Annotate data with tags.
Temporarily discard problematic samples.
Query subsets for review or targeted retraining.
Minimal example¶
import weightslab as wl
train_loader = wl.watch_or_edit(
train_dataset,
flag="data",
loader_name="train_loader",
batch_size=16,
shuffle=True,
compute_hash=True,
)
wl.tag_samples([10, 42, 77], "hard_examples", mode="add")
wl.discard_samples([5, 9], discarded=True)
hard_ids = wl.get_samples_by_tag("hard_examples", origin="train")
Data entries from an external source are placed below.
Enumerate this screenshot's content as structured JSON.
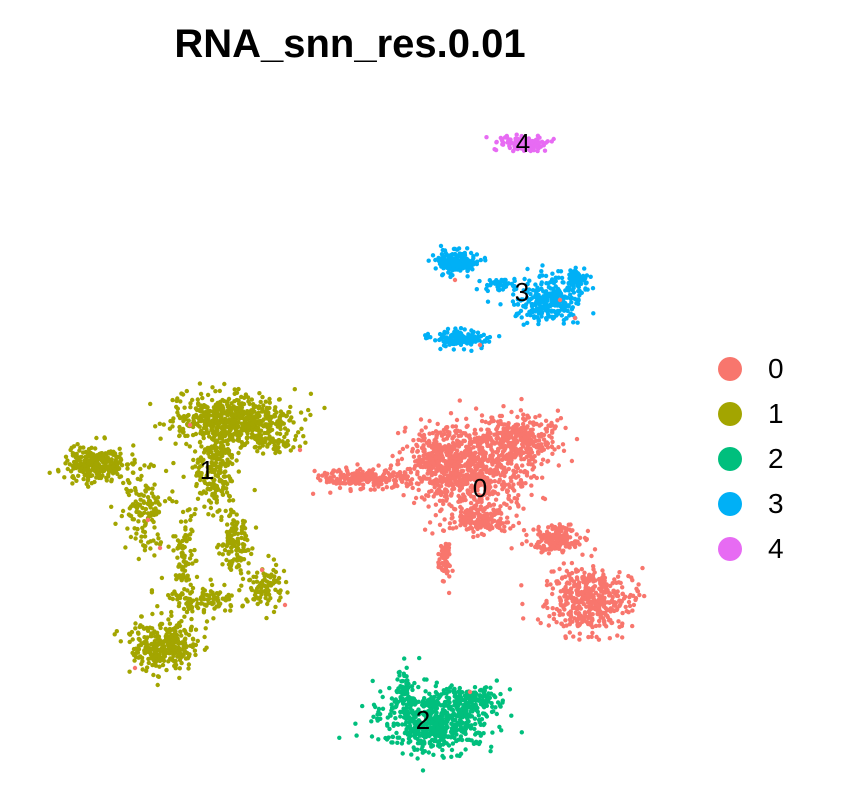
{
  "chart_data": {
    "type": "scatter",
    "title": "RNA_snn_res.0.01",
    "xlabel": "",
    "ylabel": "",
    "axes_visible": false,
    "grid": false,
    "legend_position": "right",
    "clusters": [
      {
        "name": "0",
        "label": "0",
        "color": "#F8766D"
      },
      {
        "name": "1",
        "label": "1",
        "color": "#A3A500"
      },
      {
        "name": "2",
        "label": "2",
        "color": "#00BF7D"
      },
      {
        "name": "3",
        "label": "3",
        "color": "#00B0F6"
      },
      {
        "name": "4",
        "label": "4",
        "color": "#E76BF3"
      }
    ]
  }
}
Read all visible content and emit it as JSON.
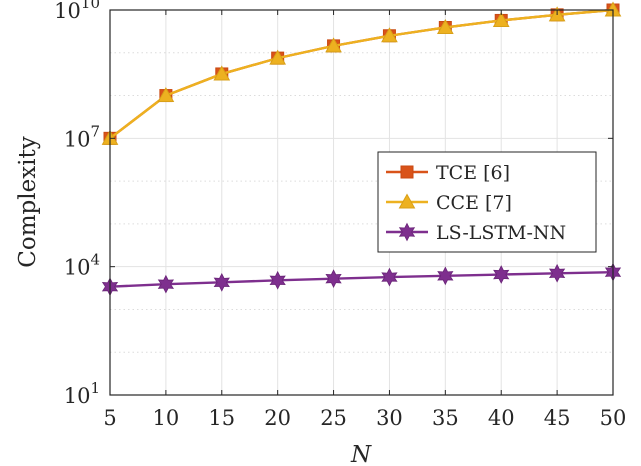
{
  "chart_data": {
    "type": "line",
    "xlabel": "N",
    "ylabel": "Complexity",
    "yscale": "log",
    "grid": true,
    "legend_position": "right",
    "xlim": [
      5,
      50
    ],
    "ylim": [
      10,
      10000000000
    ],
    "x": [
      5,
      10,
      15,
      20,
      25,
      30,
      35,
      40,
      45,
      50
    ],
    "x_tick_labels": [
      "5",
      "10",
      "15",
      "20",
      "25",
      "30",
      "35",
      "40",
      "45",
      "50"
    ],
    "y_ticks": [
      {
        "value": 10,
        "base": "10",
        "exp": "1"
      },
      {
        "value": 10000,
        "base": "10",
        "exp": "4"
      },
      {
        "value": 10000000,
        "base": "10",
        "exp": "7"
      },
      {
        "value": 10000000000,
        "base": "10",
        "exp": "10"
      }
    ],
    "series": [
      {
        "name": "TCE [6]",
        "color": "#d95319",
        "marker": "square",
        "values": [
          10000000,
          100000000,
          320000000,
          750000000,
          1450000000,
          2500000000,
          3900000000,
          5700000000,
          7700000000,
          10000000000
        ]
      },
      {
        "name": "CCE [7]",
        "color": "#edb120",
        "marker": "triangle",
        "values": [
          10000000,
          100000000,
          320000000,
          750000000,
          1450000000,
          2500000000,
          3900000000,
          5700000000,
          7700000000,
          10000000000
        ]
      },
      {
        "name": "LS-LSTM-NN",
        "color": "#7e2f8e",
        "marker": "hexagram",
        "values": [
          3400,
          3900,
          4300,
          4800,
          5250,
          5700,
          6100,
          6550,
          7000,
          7450
        ]
      }
    ]
  }
}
discarded_ids = wl.get_discarded_samples(origin="train")
Workflow pattern¶
flowchart TD
A[Run Training] --> B[Inspect Signals]
B --> C{Sample Quality?}
C -- Poor --> D[Tag / Discard]
C -- Good --> E[Keep]
D --> F[Retrain]
E --> F
Recommendations¶
Start with a small tag vocabulary (for example:
hard_examples,noisy_label).Keep discard operations reversible by tracking them in your experiment notes.
Re-evaluate discarded sets periodically after model improvements.